Issues of Screw throughout the late 1960s and the early 1970s embraced a cultural breadth spanning art, advertising and editorial. Contributors from the realm of visual culture included leading movers and shakers Dan Graham, Andy Warhol, John Lennon and Yoko Ono. A journalistic standard was set with the inclusion of content addressing the important issues of the day such as freedom of speech, while simultaneously raising pornographic standards with the quality of imagery.

 

While Screw, Kiss, Pleasure, and Kusama’s own tabloid, Kusama’s Orgy of Nudity, Love, Sex Beauty, played to the strengths of the genre, contemporaneous periodicals such as New York Review of Sex and Politics, Other Scenes, The East Village Other and artist Les Levine’s Culture Hero favored a merging of literature and art in addition to its pansexual content.
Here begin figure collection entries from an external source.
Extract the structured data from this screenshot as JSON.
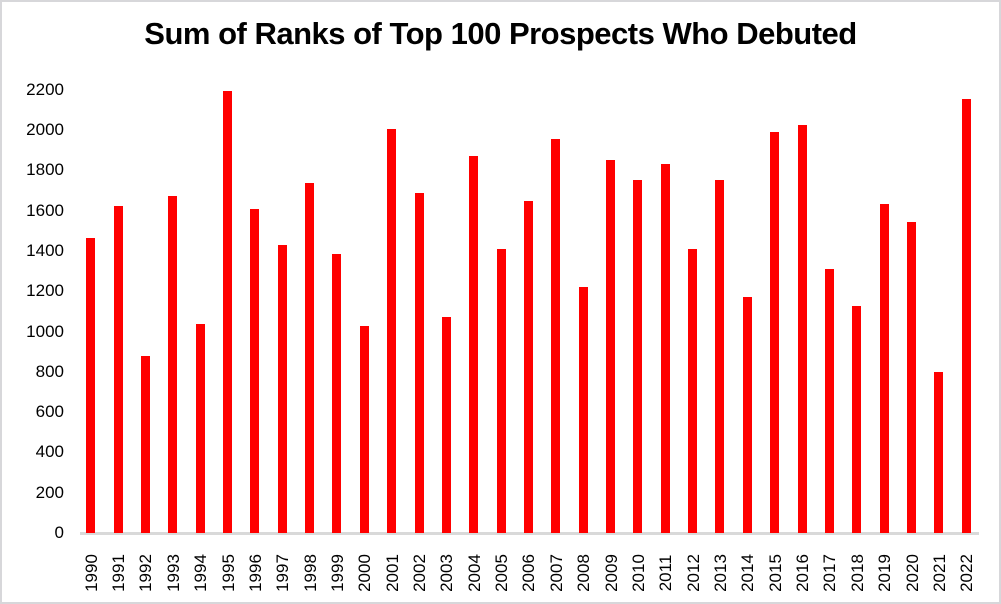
{
  "window": {
    "background_color": "#FFFFFF",
    "border_color": "#D7D7DA"
  },
  "chart_data": {
    "type": "bar",
    "title": "Sum of Ranks of Top 100 Prospects Who Debuted",
    "xlabel": "",
    "ylabel": "",
    "categories": [
      "1990",
      "1991",
      "1992",
      "1993",
      "1994",
      "1995",
      "1996",
      "1997",
      "1998",
      "1999",
      "2000",
      "2001",
      "2002",
      "2003",
      "2004",
      "2005",
      "2006",
      "2007",
      "2008",
      "2009",
      "2010",
      "2011",
      "2012",
      "2013",
      "2014",
      "2015",
      "2016",
      "2017",
      "2018",
      "2019",
      "2020",
      "2021",
      "2022"
    ],
    "values": [
      1465,
      1625,
      880,
      1670,
      1035,
      2195,
      1610,
      1430,
      1735,
      1385,
      1025,
      2005,
      1685,
      1070,
      1870,
      1410,
      1650,
      1955,
      1220,
      1850,
      1750,
      1830,
      1410,
      1750,
      1170,
      1990,
      2025,
      1310,
      1125,
      1635,
      1545,
      800,
      2155
    ],
    "ylim": [
      0,
      2200
    ],
    "yticks": [
      0,
      200,
      400,
      600,
      800,
      1000,
      1200,
      1400,
      1600,
      1800,
      2000,
      2200
    ],
    "bar_color": "#FF0000",
    "axis_line_color": "#D9D9D9",
    "text_color": "#000000",
    "grid": false,
    "legend": false,
    "x_tick_rotation": 90
  }
}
Notable contributors to these loftier publications included the writers Gregory Battcock, Allen Ginsberg and Charles Bukowski and artists Brigid Berlin, R. Crumb, John Chamberlain, Claes Oldenburg, Carolee Schneemann, Bob Stanley, Walasse Ting, and Tadanori Yokoo, along with many others working in the realm of sex and sexual identity.

 

SCREW YOU. unsheathes the aforementioned periodicals, rescuing them from the literal and metaphorical trash bin to sit side by side with the original art and films that filled the page and informed an era. These publications open a window onto an enlightened generation and the art and influences which gave rise to the counterculture.

 

Artists in the exhibition include Brigid Berlin, John Chamberlain, Dan Graham, Peter Hujar, Yayoi Kusama, Mel Ramos, Pablo Picasso, Carolee Schneemann, Robert Stanley, Betty Tompkins and Andy Warhol.